Executing vs sourcing a shell script

When you run:

./myscript.sh

you’re not running your script directly. You’re asking your shell to fork() and the child process to call:

execve("./myscript.sh", argv, envp)

This is the standard Unix model. But myscript.sh isn’t an ELF binary — it’s a text file. So how does the kernel know what to do?

If the file starts with the shebang #!, the kernel recognizes this as a “script”. It parses the rest of the line to get the interpreter path (like /bin/bash) and an optional argument (like -e). Then, instead of executing the script file directly, the kernel rewrites the execution context: it replaces the target of the current execve() with the interpreter, and adjusts the argument list to include the script as an argument.

Internally, the kernel opens the interpreter, switches the current exec target to it by updating bprm->file¹, preparing the exec state and re-entering the loader – all inside the same execve().

/* fs/binfmt_script.c — inside load_script() after parsing the #! line */
file = open_exec(interp);              /* open the interpreter, e.g. /bin/bash */
if (IS_ERR(file))
    return PTR_ERR(file);

bprm->file = file;                     /* switch current exec target to interp */
retval = prepare_binprm(bprm);         /* refresh headers/creds/argv buffer    */
if (retval < 0)
    return retval;

return search_binary_handler(bprm);    /* re-enter loader; ELF claims interp   */

This is why you need x permission on the script: because you’re asking the kernel to execute it as a program. Even though the interpreter will be /bin/bash, that doesn’t happen unless the kernel first accepts the file as an executable. And that requires x. If you only have read permission, execve() fails before the kernel even checks for a shebang.

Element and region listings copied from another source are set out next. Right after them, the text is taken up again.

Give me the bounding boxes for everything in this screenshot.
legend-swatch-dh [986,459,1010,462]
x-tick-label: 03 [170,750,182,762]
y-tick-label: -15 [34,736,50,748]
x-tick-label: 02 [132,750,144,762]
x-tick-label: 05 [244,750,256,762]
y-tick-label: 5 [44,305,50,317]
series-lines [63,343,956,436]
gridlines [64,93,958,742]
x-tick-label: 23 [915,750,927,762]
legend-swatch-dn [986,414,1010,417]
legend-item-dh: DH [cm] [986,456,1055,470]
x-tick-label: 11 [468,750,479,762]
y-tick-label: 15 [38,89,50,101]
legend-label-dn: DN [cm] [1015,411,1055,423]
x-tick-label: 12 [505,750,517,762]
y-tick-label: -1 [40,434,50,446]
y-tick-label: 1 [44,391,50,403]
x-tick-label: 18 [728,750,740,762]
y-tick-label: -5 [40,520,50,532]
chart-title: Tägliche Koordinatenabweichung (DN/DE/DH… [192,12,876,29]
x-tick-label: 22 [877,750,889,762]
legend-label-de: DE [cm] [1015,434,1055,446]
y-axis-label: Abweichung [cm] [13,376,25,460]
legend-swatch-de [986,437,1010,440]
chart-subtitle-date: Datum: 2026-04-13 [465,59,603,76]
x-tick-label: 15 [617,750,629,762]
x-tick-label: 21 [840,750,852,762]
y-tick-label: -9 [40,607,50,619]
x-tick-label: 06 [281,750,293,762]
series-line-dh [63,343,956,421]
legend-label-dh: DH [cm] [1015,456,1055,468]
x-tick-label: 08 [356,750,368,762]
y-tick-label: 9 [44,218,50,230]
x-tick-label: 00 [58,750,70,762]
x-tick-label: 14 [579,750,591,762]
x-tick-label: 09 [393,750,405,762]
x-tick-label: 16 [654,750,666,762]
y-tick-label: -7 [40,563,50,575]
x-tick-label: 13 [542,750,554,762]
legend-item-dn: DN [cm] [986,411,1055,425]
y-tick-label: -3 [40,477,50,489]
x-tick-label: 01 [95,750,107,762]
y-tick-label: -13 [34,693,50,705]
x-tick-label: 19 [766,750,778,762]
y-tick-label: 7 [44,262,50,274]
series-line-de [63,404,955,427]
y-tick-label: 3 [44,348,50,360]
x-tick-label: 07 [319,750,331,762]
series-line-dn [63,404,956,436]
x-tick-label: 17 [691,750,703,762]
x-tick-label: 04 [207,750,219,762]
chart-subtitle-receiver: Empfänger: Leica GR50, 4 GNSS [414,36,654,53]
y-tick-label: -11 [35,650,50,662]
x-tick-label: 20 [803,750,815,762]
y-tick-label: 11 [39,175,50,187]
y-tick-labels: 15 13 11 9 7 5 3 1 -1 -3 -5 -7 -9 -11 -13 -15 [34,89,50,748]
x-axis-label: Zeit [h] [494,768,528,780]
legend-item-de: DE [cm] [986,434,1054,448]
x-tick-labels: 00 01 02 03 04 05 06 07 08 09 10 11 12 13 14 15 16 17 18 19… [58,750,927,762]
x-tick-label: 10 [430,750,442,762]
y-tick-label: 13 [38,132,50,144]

Note: the interpreter must be able to read the script, so in practice the script also needs read permission, or the interpreter will fail opening it.

Contrast that with:

bash myscript.sh

Here the shell forks and explicitly calls execve("/bin/bash", ["bash", "myscript.sh"], ...). No need for a shebang and for the script to be executable. You’re running bash, and the script is just a data file that gets opened and read by the interpreter. In both of these cases you’re spawning a new process, so any changes the script makes — environment variables, cd, alias etc., vanish when it exits.

You can also hand your current shell over to the script with:

exec ./myscript.sh

The exec is a shell builtin that does not fork: the shell itself calls execve("./myscript.sh", ...) and is replaced by the interpreter chosen via the shebang. Same permissions rules as ./myscript.sh (needs x, and practically r). Your shell’s PID becomes the script’s interpreter and there’s no return to the old shell when it finishes. Note that exec used only with redirections (without a command) doesn’t call execve(); it just rewires the current shell’s file descriptors.

exec >out.log 2>&1

echo "this goes to out.log"
printf 'pid=%s\n' "$$"                   # still same shell, continues running

# Restore to the terminal (Linux TTY)
exec >/dev/tty 2>&1
echo "back on screen"

Now, sourcing is a completely different mechanism. When you do:

source myscript.sh

(or . myscript.sh), the shell doesn’t fork, and there’s no execve(). It just opens the file, parses it, and evaluates each command directly in the current shell process. It’s as if you typed them into your terminal, except with proper parsing and file context. Because it’s not executed as a program, sourcing doesn’t require x permission or a shebang. Only read access. And since it runs in the same process, any changes persist:

# myscript.sh
export VAR=42

source myscript.sh
echo $VAR  # prints 42

TL;DR: executing a script runs it in a separate process whose image is the interpreter; exec replaces your current shell with that interpreter; sourcing feeds the file into your current shell without creating a new process and has persistent effects.